Sonntag, 29. Mai 2022

Die Rollen sind klar verteilt - Der SV Waldhof erwartet im Pokal Eintracht Frankfurt

erstellt am Freitag, 06 August 2021
Archivbild: In der Saison 19/20 standen sich beide Teams im DFB-Pokal schon einmal gegenüber. Archivbild: In der Saison 19/20 standen sich beide Teams im DFB-Pokal schon einmal gegenüber. Bild: Alfio Marino

sport-kurier. Wenn der SV Waldhof Mannheim die Frankfurter Eintracht am Sonntag (Spielbeginn 15.30 Uhr) in der 1. Runde des DFB Pokals im Carl-Benz-Stadion empfängt, sind die Rollen klar verteilt.

Auf der einen Seite stehen die Starspieler des Bundesligisten, die gegen die Drittligaelf der Blauschwarzen als klarer Favorit in die Begegnung gehen.

Chancen rechnet sich die Mannschaft von Trainer Patrick Glöckner trotzdem aus.
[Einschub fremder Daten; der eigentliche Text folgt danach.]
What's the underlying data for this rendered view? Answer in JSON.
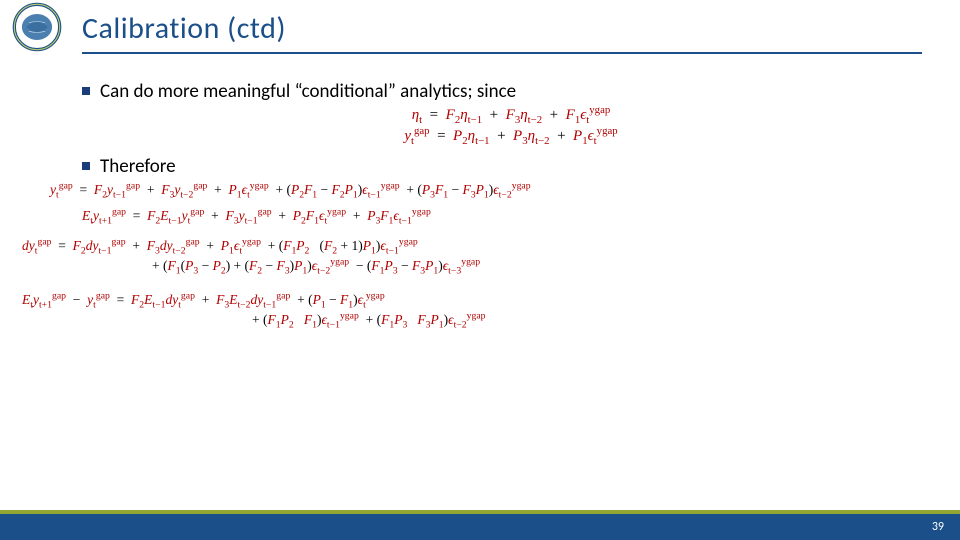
{
  "title": "Calibration (ctd)",
  "bullet1": " Can do more meaningful “conditional” analytics; since",
  "bullet2": "Therefore",
  "page_number": "39",
  "equations": {
    "since1_lhs": "η",
    "since1_lhs_sub": "t",
    "since2_lhs_var": "y",
    "since2_lhs_sup": "gap",
    "since2_lhs_sub": "t",
    "F2": "F",
    "F2n": "2",
    "F3": "F",
    "F3n": "3",
    "F1": "F",
    "F1n": "1",
    "P2": "P",
    "P2n": "2",
    "P3": "P",
    "P3n": "3",
    "P1": "P",
    "P1n": "1",
    "eta": "η",
    "eps": "ϵ",
    "y": "y",
    "E": "E",
    "d": "d",
    "gap": "gap",
    "ygap": "ygap",
    "t": "t",
    "tm1": "t−1",
    "tm2": "t−2",
    "tm3": "t−3",
    "tp1": "t+1"
  }
}
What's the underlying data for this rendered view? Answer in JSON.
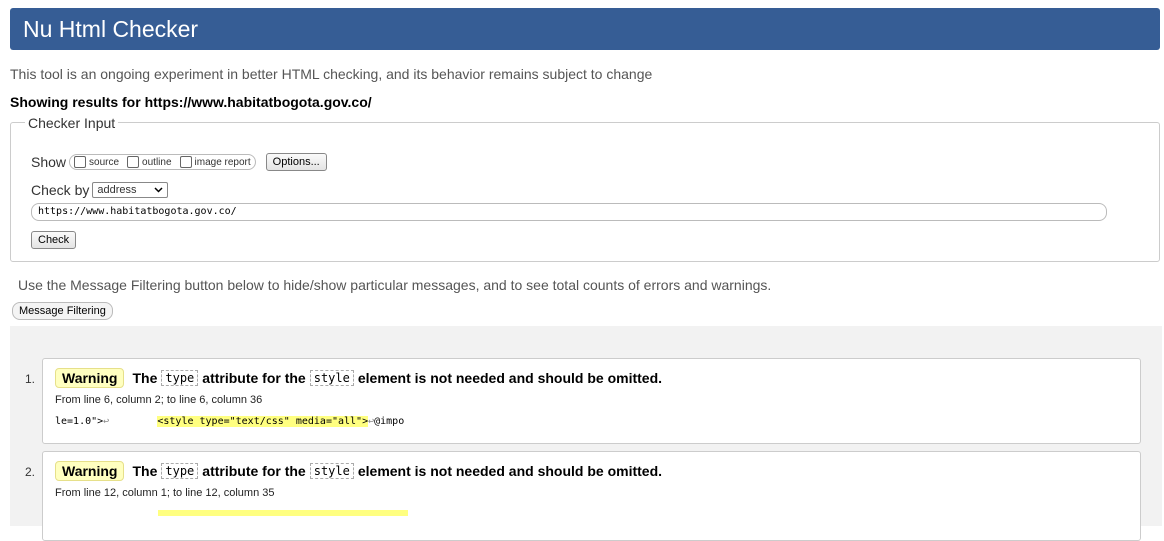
{
  "header": {
    "title": "Nu Html Checker"
  },
  "intro": "This tool is an ongoing experiment in better HTML checking, and its behavior remains subject to change",
  "showing": "Showing results for https://www.habitatbogota.gov.co/",
  "checker": {
    "legend": "Checker Input",
    "show_label": "Show",
    "show_options": [
      "source",
      "outline",
      "image report"
    ],
    "options_button": "Options...",
    "check_by_label": "Check by",
    "check_by_value": "address",
    "url_value": "https://www.habitatbogota.gov.co/",
    "check_button": "Check"
  },
  "filter": {
    "text": "Use the Message Filtering button below to hide/show particular messages, and to see total counts of errors and warnings.",
    "button": "Message Filtering"
  },
  "messages": [
    {
      "num": "1.",
      "badge": "Warning",
      "pre": "The",
      "code1": "type",
      "mid": "attribute for the",
      "code2": "style",
      "post": "element is not needed and should be omitted.",
      "location": "From line 6, column 2; to line 6, column 36",
      "extract_before": "le=1.0\">",
      "extract_hl": "<style type=\"text/css\" media=\"all\">",
      "extract_after": "@impo"
    },
    {
      "num": "2.",
      "badge": "Warning",
      "pre": "The",
      "code1": "type",
      "mid": "attribute for the",
      "code2": "style",
      "post": "element is not needed and should be omitted.",
      "location": "From line 12, column 1; to line 12, column 35"
    }
  ],
  "colors": {
    "banner": "#365d95",
    "warning_badge": "#ffffc0",
    "highlight": "#ffff80"
  }
}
Schließlich hat der Pokal ja bekanntlich immer seine eigenen Gesetze. Und wie schnell es gehen kann, dass man mal in Gefahr geraten kann, hat die Eintracht vor 2 Jahren in Mannheim erlebt. Damals führte der SVW zwischenzeitlich mit 2:0 und 3:2, um am Ende dann doch noch mit 3:5 den Kürzeren zu ziehen. Zufrieden waren danach dennoch alle, denn auch für die Waldhof Anhänger war es ein unvergessliches Erlebnis.

Glöckner stand damals noch nicht vor der Mannheimer Trainerbank, anschauen wird er sich das Spiel dennoch noch einmal und nicht nur das, Glöckner will es seiner Mannschaft vor Sonntag in Auszügen noch einmal vorspielen. "Wir werden ihnen die Tore zeigen, sie sollen sehen, welche Euphorie sie hier im Stadion entfachen können, wenn sie Tore gegen solch eine Mannschaft schießen", betont der Coach.
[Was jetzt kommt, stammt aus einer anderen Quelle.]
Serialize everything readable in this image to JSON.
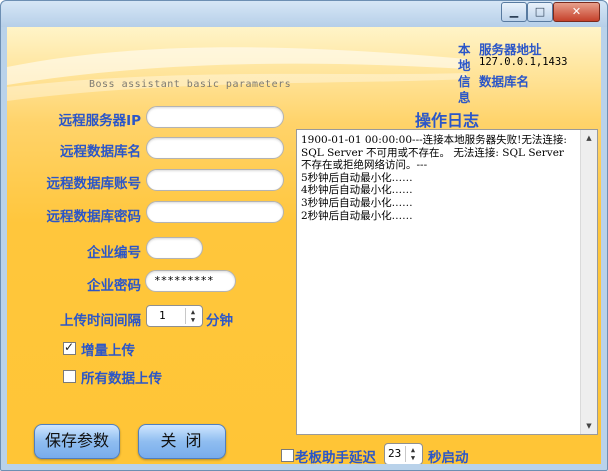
{
  "titlebar": {
    "minimize": "▁",
    "maximize": "□",
    "close": "✕"
  },
  "header": {
    "subtitle": "Boss assistant basic parameters",
    "local_label_chars": [
      "本",
      "地",
      "信",
      "息"
    ],
    "server_addr_label": "服务器地址",
    "server_addr_value": "127.0.0.1,1433",
    "db_name_label": "数据库名"
  },
  "form": {
    "remote_ip_label": "远程服务器IP",
    "remote_ip_value": "",
    "remote_db_label": "远程数据库名",
    "remote_db_value": "",
    "remote_account_label": "远程数据库账号",
    "remote_account_value": "",
    "remote_password_label": "远程数据库密码",
    "remote_password_value": "",
    "company_id_label": "企业编号",
    "company_id_value": "",
    "company_pwd_label": "企业密码",
    "company_pwd_value": "*********",
    "upload_interval_label": "上传时间间隔",
    "upload_interval_value": "1",
    "upload_interval_unit": "分钟",
    "incremental_label": "增量上传",
    "incremental_checked": true,
    "all_data_label": "所有数据上传",
    "all_data_checked": false
  },
  "log": {
    "title": "操作日志",
    "text": "1900-01-01 00:00:00---连接本地服务器失败!无法连接: SQL Server 不可用或不存在。 无法连接: SQL Server 不存在或拒绝网络访问。---\n5秒钟后自动最小化……\n4秒钟后自动最小化……\n3秒钟后自动最小化……\n2秒钟后自动最小化……"
  },
  "footer": {
    "save_label": "保存参数",
    "close_label": "关 闭",
    "delay_label": "老板助手延迟",
    "delay_value": "23",
    "delay_unit": "秒启动"
  }
}
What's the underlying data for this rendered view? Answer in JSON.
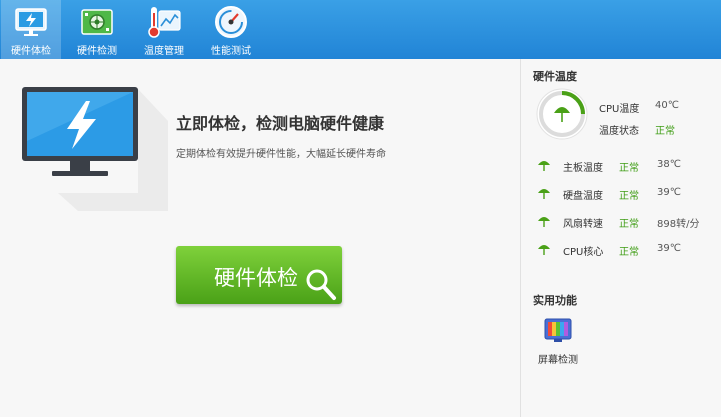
{
  "tabs": [
    {
      "label": "硬件体检",
      "icon": "monitor-icon",
      "active": true
    },
    {
      "label": "硬件检测",
      "icon": "circuit-board-icon",
      "active": false
    },
    {
      "label": "温度管理",
      "icon": "thermometer-chart-icon",
      "active": false
    },
    {
      "label": "性能测试",
      "icon": "speedometer-icon",
      "active": false
    }
  ],
  "main": {
    "headline": "立即体检，检测电脑硬件健康",
    "subline": "定期体检有效提升硬件性能，大幅延长硬件寿命",
    "check_button": "硬件体检"
  },
  "panel": {
    "temp_title": "硬件温度",
    "cpu_temp_label": "CPU温度",
    "cpu_temp_value": "40℃",
    "temp_status_label": "温度状态",
    "temp_status_value": "正常",
    "sensors": [
      {
        "name": "主板温度",
        "status": "正常",
        "value": "38℃"
      },
      {
        "name": "硬盘温度",
        "status": "正常",
        "value": "39℃"
      },
      {
        "name": "风扇转速",
        "status": "正常",
        "value": "898转/分"
      },
      {
        "name": "CPU核心",
        "status": "正常",
        "value": "39℃"
      }
    ],
    "tools_title": "实用功能",
    "tools": [
      {
        "label": "屏幕检测",
        "icon": "screen-test-icon"
      }
    ]
  },
  "colors": {
    "topbar": "#2b8fdc",
    "accent_green": "#4aa117",
    "status_ok": "#3f9d14"
  }
}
Ganz so viele Zuschauer wie damals werden dieses Mal nicht dabei sein, was natürlich mit den Coronavorgaben zusammenhängt. Offiziell dürfen nur etwas über 12.000 Zuschauer dabei sein. Bis Freitagmittag waren bereits 10.000 Karten abgesetzt, was beachtlich ist, schließlich konnte der Kartenverkauf erst am Mittwoch gestartet werden, weil zwischenzeitlich die Gefahr bestanden hatte, dass nur 500 Fans ins Carl-Benz-Stadion dürfen.

Glöckner freut sich auf die Fans und das Spiel: "Den Pokal zeichnet aus, dass man sich mit den Besten messen kann. Du kannst etwas schaffen, das eigentlich fast unmöglich ist", betont er. Denn in einem Ko.-Spiel, ohne Rückspiel, kannst du an einem guten Tag Dinge erreichen, die ansonsten wohl nicht drin sind."

Man hört es schon raus, der Respekt vor den Hessen ist groß. "Frankfurt hat einen Umbruch hinter sich. Sie haben sich aber schnell gefunden und spielen einen guten Ball. Auf den Positionen sind sie sehr schnell besetzt", ergänzt Glöckner.

Die eigene Taktik sieht vor, dass man geduldig und abwartend an die Sache herangeht, um bloß nicht ins offene Messer zu laufen. Wen Glöckner in der Startformation aufbieten wird, steht im Detail noch nicht fest. Fraglich ist vor allem der Kapitän. Marcel Seegert, der sich im Testspiel gegen Gießen am Alsenweg an der Schulter verletzt hatte, trainiert zwar wieder mit, ist aber wohl noch nicht ganz bei 100 Prozent. Außerdem wäre es quasi der Supergau, wenn der Abwehrchef sich gegen Frankfurt noch schwerer an der Schulter verletzen würde und dann für weitere Ligaspiele ausfallen würde. Schließlich steht die Liga über allem beim SVW.

Andererseits hat Glöckner auch im Pokal viel vor - und das aus zweierlei Gründen. Einerseits würde es einen warmen Geldregen geben und andererseits könnte eine gute Leistung gegen Frankfurt auch Flügel im Hinblick auf die Drittligasaison verleihen.